Coronakrise: Jugendarbeitslosigkeit steigt an

Nachdem die Jugendarbeitslosigkeit in Deutschland in den vergangenen fünfzehn Jahren deutlich gesunken ist, könnte sie jetzt um bis zu 40 Prozent ansteigen, zu diesem Ergebnis kommen aktuelle Analysen des Forschungsinstituts für Bildungs- und Sozialökonomie (FiBS). Die Studie zeigt einerseits, dass die Jugendarbeitslosigkeit über alle Qualifikationsniveaus hinweg bei jungen Männern wie Frauen deutlich rückläufig ist. Andererseits wird deutlich, dass in Krisenzeiten fast ausschließlich die Arbeitslosigkeit junger Männer ansteigt, während die der jungen Frauen zum Teil sogar weiter sinkt.

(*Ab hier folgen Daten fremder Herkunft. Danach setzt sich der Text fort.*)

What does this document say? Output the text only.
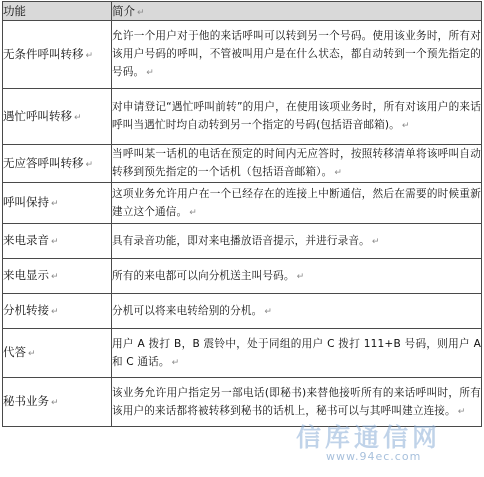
功能	简介 ↵
无条件呼叫转移 ↵	允许一个用户对于他的来话呼叫可以转到另一个号码。使用该业务时，所有对该用户号码的呼叫，不管被叫用户是在什么状态，都自动转到一个预先指定的号码。 ↵
遇忙呼叫转移 ↵	对申请登记“遇忙呼叫前转”的用户，在使用该项业务时，所有对该用户的来话呼叫当遇忙时均自动转到另一个指定的号码(包括语音邮箱)。 ↵
无应答呼叫转移 ↵	当呼叫某一话机的电话在预定的时间内无应答时，按照转移清单将该呼叫自动转移到预先指定的一个话机（包括语音邮箱）。 ↵
呼叫保持 ↵	这项业务允许用户在一个已经存在的连接上中断通信，然后在需要的时候重新建立这个通信。 ↵
来电录音 ↵	具有录音功能，即对来电播放语音提示，并进行录音。 ↵
来电显示 ↵	所有的来电都可以向分机送主叫号码。 ↵
分机转接 ↵	分机可以将来电转给别的分机。 ↵
代答 ↵	用户 A 拨打 B，B 震铃中，处于同组的用户 C 拨打 111+B 号码，则用户 A 和 C 通话。 ↵
秘书业务 ↵	该业务允许用户指定另一部电话(即秘书)来替他接听所有的来话呼叫时，所有该用户的来话都将被转移到秘书的话机上，秘书可以与其呼叫建立连接。 ↵
信库通信网
www.94ec.com
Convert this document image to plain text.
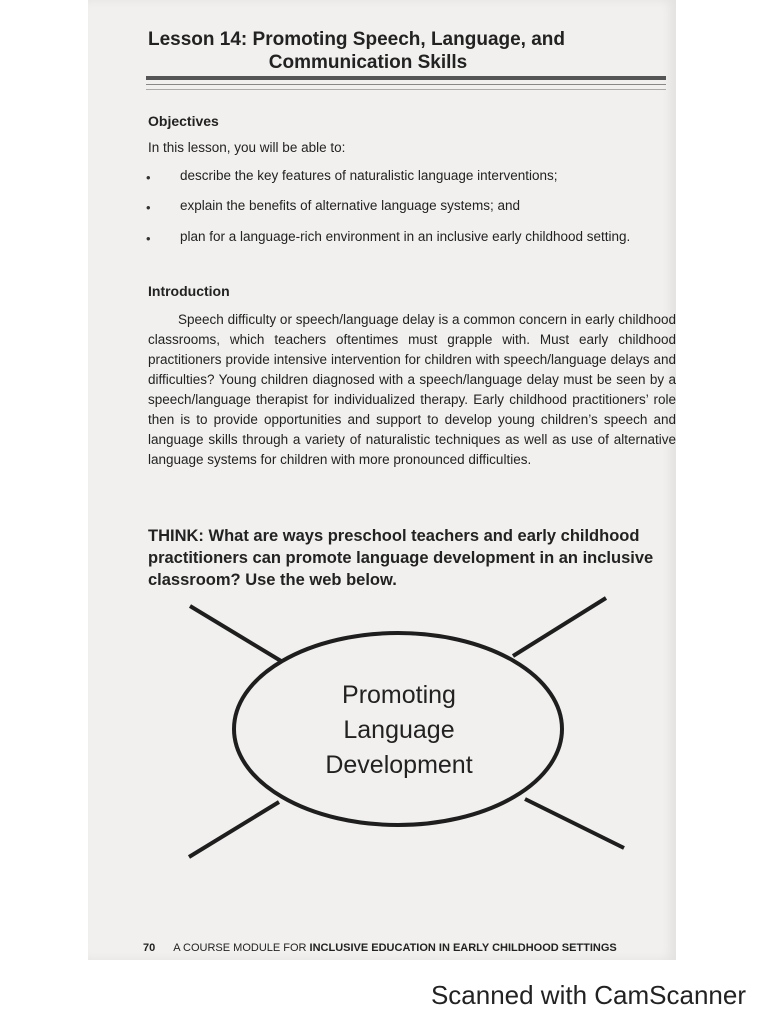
Lesson 14: Promoting Speech, Language, and
Communication Skills
Objectives
In this lesson, you will be able to:
• describe the key features of naturalistic language interventions;
• explain the benefits of alternative language systems; and
• plan for a language-rich environment in an inclusive early childhood setting.
Introduction
Speech difficulty or speech/language delay is a common concern in early childhood classrooms, which teachers oftentimes must grapple with. Must early childhood practitioners provide intensive intervention for children with speech/language delays and difficulties? Young children diagnosed with a speech/language delay must be seen by a speech/language therapist for individualized therapy. Early childhood practitioners’ role then is to provide opportunities and support to develop young children’s speech and language skills through a variety of naturalistic techniques as well as use of alternative language systems for children with more pronounced difficulties.
THINK: What are ways preschool teachers and early childhood practitioners can promote language development in an inclusive classroom? Use the web below.
Promoting
Language
Development
70 A COURSE MODULE FOR INCLUSIVE EDUCATION IN EARLY CHILDHOOD SETTINGS
Scanned with CamScanner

Dies gilt über alle Qualifikationsgruppen hinweg. Relativ gesehen sind  Hochschulabsolventen und beruflich Qualifizierte stärker von Arbeitslosigkeit betroffen, allerdings sind die Zukunftsaussichten für geringqualifizierte junge Menschen besonders ungünstig.

Coronakrise und Jugendarbeitslosigkeit

Die FiBS Forscher*innen rechnen mit einem Anstieg der Jugendarbeitslosigkeit auf 6,9%; gegenüber 2019 wäre dies ein Anstieg um 18 Prozent. Dabei gibt es jedoch erhebliche Unterschiede in Abhängigkeit von Geschlecht und Qualifikationsniveau: Überdurchschnittlich betroffen wären dann qualifikationsübergreifend vor allem junge Männer (8,3 vs. 5,6 Prozent bei den jungen Frauen), wobei, relativ gesehen, diejenigen mit abgeschlossener Berufsausbildung besonders stark betroffen wären. Bei jungen Menschen mit einer beruflichen Qualifikation zeigen sich Anstiege von 4,3 auf 6,0 Prozent (+38 Prozent) bei den Männern bzw. 3,4 auf 4,0 Prozent (+17 Prozent) bei den Frauen. Bei den Hochschulabsolventen sei mit einem Anstieg der Arbeitslosigkeit auf knapp 4 Prozent zu rechnen.

Trotz allem sei die Arbeitslosenquote von Geringqualifizierten mit 9,1 Prozent bei den jungen Frauen bzw. 11,3 Prozent bei jungen Männern doppelt bis dreimal so hoch. Dabei sei zu berücksichtigen, dass selbst in normalen Zeiten über 250.000 junge Menschen pro Jahr ins sogenannte Übergangssystem einmünden, da sie keinen Ausbildungsplatz gefunden haben oder als nicht ausbildungsfähig betrachtet werden. Würde man diese Jugendliche in einem weiteren Sinne als (ansonsten) arbeitslos ansehen, läge die allgemeine Jugendarbeitsquote mit 13 Prozent mehr als doppelt so hoch wie der offizielle Wert und die Quote der geringqualifizierten Jugendlichen sogar bei fast 26 Prozent. Das ist fast das Dreifache der offiziellen Wertes.

Wettbewerb um Ausbildungsplätze verschärft sich

Der Studienautor und Direktor des FiBS, Dr. Dieter Dohmen, hebt hervor, dass der Zugang zu qualifizierter Ausbildung für Jugendliche mit Haupt- und Realschulabschluss deutlich erschwert ist. Im Wettbewerb um die Ausbildungsplätze hätten Jugendliche mit Abitur einen Vorteil. Seit 2008 sei die Anzahl an Ausbildungsplätzen deutlich gesunken. Sollte sich dieser Trend infolge der Corona-Krise fortsetzen, dann sei mit einem sich weiter verschärfenden Wettbewerb um knapper werden Ausbildungsplätze zu rechnen.